Spending two hours a week in natural environments will make you 60% more likely to be in good health, according to a 2019 paper published in the journal Nature. It boosts well-being, with considerable health benefits too: green spaces are linked to lower risks of heart disease, diabetes, obesity and asthma.
Friluftsliv is a Norwegian term that translates to “open air living”, it encourages outdoor adventures for all ages, in any weather condition. It is not just for hard-core athletes and intrepid explorers. Friluftsliv can also mean long strolls with friends, picnics, a leisurely afternoon bike ride, or walking the dog on a chilly morning.
Researchers also agree that kids who play outside are happier, better at paying attention and less anxious than kids who spend more time indoors. Nature-based learning and education improve a child’s academic performance and critical thinking.
According to Harvard Medical School, playing outside helps children in six crucial ways:
- Sunshine increases the levels of vitamin D. This strengthens the immune system and encourages bone development.
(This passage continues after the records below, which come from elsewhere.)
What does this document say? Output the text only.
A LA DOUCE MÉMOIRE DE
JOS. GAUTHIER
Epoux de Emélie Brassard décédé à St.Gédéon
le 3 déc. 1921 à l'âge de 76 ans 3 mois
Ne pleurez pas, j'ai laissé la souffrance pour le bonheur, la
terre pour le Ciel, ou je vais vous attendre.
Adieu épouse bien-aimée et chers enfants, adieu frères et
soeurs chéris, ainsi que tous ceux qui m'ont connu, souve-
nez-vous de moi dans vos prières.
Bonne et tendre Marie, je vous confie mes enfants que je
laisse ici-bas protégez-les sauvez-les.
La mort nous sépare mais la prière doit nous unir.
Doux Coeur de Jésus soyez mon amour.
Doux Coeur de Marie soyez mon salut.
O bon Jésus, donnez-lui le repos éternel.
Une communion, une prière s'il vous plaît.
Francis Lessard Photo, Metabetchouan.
- Exercising more will be a natural consequence of being outside, as it encourages active play.
- Kids develop and practice important life skills during unstructured time: prioritising, problem-solving, multitasking, negotiating and being creative.
- Taking risks is an important part of childhood, together with going beyond their limits.
- Socialising with other kids, working together and making new friends. They need time to make up games, figure things out and amuse themselves.
- Appreciating nature: experiencing nature and seeing its diversity will help children understand that it needs to be protected and respected.